Lobar agenesis is a very rare entity, resulting from the anomalous formation of primitive lung bud. The incidence of the disease is 0.0034% with no gender predisposition. The first case was reported in 1673 by De Pozze in the autopsy of an adult female.

Lobar agenesis is included in "underdevelopment of lung" and is classified into three categories:

Agenesis shows complete absence of bronchus, lung parenchyma, and associated vessels Aplasia has a rudimentary bronchus with absent lung parenchyma Hypoplasia has hypoplastic bronchus and lung parenchyma.[2]

The etiopathogenesis is unclear; however, genetic, teratogenic agents (allopurinol),[3] and Vitamin A deficiency during pregnancy [4] have been hypothesized as its causes.

The lung development starts at 4 weeks of gestation from the ventral wall of the foregut. A laryngotracheal groove develops from the ventral wall of the pharynx, dividing into the right and left lung buds at around 28th day of gestation. A tracheoesophageal septum separates the trachea and esophagus.
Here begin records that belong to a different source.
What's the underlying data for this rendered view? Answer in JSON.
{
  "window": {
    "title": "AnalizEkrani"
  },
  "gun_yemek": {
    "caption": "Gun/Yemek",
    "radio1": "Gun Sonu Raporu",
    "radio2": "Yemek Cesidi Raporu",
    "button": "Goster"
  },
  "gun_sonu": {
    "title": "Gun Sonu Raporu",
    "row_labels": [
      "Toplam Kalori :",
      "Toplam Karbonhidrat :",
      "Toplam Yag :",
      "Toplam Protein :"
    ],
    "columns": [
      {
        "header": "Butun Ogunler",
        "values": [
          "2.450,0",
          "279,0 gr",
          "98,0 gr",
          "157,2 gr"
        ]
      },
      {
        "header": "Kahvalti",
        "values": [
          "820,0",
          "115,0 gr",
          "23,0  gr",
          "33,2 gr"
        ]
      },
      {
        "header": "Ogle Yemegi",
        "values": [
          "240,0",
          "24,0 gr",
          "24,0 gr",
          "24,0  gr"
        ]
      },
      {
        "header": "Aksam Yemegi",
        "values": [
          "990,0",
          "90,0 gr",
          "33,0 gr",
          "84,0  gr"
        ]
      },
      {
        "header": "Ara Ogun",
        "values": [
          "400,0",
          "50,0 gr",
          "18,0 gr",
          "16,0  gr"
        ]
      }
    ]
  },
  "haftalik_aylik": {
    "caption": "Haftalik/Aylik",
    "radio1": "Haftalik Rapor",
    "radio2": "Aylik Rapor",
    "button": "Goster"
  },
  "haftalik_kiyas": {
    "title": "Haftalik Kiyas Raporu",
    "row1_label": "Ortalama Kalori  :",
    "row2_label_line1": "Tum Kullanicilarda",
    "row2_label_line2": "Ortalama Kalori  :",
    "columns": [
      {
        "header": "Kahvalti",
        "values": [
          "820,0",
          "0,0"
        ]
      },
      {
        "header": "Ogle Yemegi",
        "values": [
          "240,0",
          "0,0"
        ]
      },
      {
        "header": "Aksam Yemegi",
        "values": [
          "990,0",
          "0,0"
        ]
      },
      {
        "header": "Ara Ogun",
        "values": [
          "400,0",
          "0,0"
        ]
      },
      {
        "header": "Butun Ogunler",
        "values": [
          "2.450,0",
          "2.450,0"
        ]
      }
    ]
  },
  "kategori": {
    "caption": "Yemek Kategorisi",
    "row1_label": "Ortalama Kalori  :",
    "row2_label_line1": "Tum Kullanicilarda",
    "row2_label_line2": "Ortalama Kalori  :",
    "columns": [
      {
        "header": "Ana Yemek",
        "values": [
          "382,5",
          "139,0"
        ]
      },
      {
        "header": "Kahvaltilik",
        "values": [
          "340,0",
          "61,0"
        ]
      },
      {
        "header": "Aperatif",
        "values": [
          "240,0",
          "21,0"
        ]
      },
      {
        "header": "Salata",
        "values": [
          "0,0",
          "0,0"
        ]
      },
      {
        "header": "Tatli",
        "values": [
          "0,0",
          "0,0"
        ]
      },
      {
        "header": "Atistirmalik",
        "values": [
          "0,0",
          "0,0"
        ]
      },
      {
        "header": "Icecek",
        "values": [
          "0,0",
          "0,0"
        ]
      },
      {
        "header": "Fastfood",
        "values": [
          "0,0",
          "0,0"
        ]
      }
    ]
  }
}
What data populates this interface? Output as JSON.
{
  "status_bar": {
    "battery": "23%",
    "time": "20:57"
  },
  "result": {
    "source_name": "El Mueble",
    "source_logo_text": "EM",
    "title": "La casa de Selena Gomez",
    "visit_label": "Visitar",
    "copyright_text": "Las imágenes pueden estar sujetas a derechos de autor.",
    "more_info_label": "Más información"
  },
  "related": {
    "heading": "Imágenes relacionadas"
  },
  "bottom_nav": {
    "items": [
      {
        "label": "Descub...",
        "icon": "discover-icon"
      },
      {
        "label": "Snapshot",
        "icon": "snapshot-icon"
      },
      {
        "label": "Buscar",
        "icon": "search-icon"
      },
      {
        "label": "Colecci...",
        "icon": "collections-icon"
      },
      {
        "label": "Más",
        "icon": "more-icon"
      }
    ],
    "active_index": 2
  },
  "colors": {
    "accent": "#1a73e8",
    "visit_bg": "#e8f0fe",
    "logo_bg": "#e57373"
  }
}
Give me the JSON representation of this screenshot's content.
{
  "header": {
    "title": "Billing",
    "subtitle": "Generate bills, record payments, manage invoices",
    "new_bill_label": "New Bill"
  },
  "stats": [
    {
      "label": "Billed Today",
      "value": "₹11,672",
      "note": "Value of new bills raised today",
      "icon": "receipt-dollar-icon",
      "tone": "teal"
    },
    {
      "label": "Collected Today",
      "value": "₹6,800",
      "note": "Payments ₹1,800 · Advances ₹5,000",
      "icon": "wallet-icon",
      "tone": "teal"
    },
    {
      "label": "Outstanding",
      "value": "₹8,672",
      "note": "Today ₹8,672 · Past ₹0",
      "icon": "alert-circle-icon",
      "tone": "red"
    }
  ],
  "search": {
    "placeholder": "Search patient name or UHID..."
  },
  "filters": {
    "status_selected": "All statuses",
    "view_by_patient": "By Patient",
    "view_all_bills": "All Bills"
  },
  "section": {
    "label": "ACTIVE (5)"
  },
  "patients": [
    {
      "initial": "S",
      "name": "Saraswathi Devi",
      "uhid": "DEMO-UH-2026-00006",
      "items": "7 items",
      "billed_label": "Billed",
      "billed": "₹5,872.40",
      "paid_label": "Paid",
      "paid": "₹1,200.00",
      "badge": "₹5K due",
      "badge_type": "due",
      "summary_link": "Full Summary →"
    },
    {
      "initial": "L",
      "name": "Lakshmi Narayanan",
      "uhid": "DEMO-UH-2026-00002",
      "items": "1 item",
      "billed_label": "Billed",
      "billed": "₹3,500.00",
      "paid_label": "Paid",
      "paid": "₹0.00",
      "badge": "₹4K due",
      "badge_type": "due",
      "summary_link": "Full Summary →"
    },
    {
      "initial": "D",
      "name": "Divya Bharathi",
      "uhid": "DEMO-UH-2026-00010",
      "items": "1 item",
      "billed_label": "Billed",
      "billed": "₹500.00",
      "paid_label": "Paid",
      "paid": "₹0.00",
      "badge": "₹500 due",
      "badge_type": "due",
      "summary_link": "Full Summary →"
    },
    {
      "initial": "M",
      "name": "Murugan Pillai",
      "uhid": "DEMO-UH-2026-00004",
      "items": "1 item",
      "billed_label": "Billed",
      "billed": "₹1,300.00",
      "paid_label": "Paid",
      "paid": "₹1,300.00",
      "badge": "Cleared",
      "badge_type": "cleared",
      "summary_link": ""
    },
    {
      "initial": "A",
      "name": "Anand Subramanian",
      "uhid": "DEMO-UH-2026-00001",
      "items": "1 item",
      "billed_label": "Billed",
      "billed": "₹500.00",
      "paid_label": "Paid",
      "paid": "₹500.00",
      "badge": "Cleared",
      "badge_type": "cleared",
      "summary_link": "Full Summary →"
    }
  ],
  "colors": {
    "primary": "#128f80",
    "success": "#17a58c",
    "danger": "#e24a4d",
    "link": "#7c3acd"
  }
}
Definitive human lung development is divided into five phases: Embryonic, pseudoglandular, canalicular, saccular, and alveolar. Insult during the phase of lung bud development is the probable cause of underdevelopment of lung.[2]

The abnormality goes undetected or is incidentally detected in the majority of cases. Symptomatic patients present in early childhood with symptoms of recurrent respiratory tract infection while others remain asymptomatic. Underdevelopment of lung is usually associated with other congenital abnormalities of cardiovascular, musculoskeletal, and genitourinary system, more commonly toward the ipsilateral side. Mardini-Nyhan association [5] is seen in consanguineous marriages, comprising congenital heart disease, thumb abnormality, and complete/partial lung agenesis. Our case did not have any other associated congenital abnormality.

History of pneumonectomy, segmental or lobar collapse, and thickening of pleura are few differential diagnosis [4] to be thought off. Thus, proper history taking is critical in these cases. Chest CECT is the most conclusive examination [6] for the diagnosis of the spectrum of underdevelopment of lung diseases. The role of angiography is important as it clearly entails the associated vascular abnormalities. These patients are managed conservatively, and surgery is rarely required as in symptomatic patients.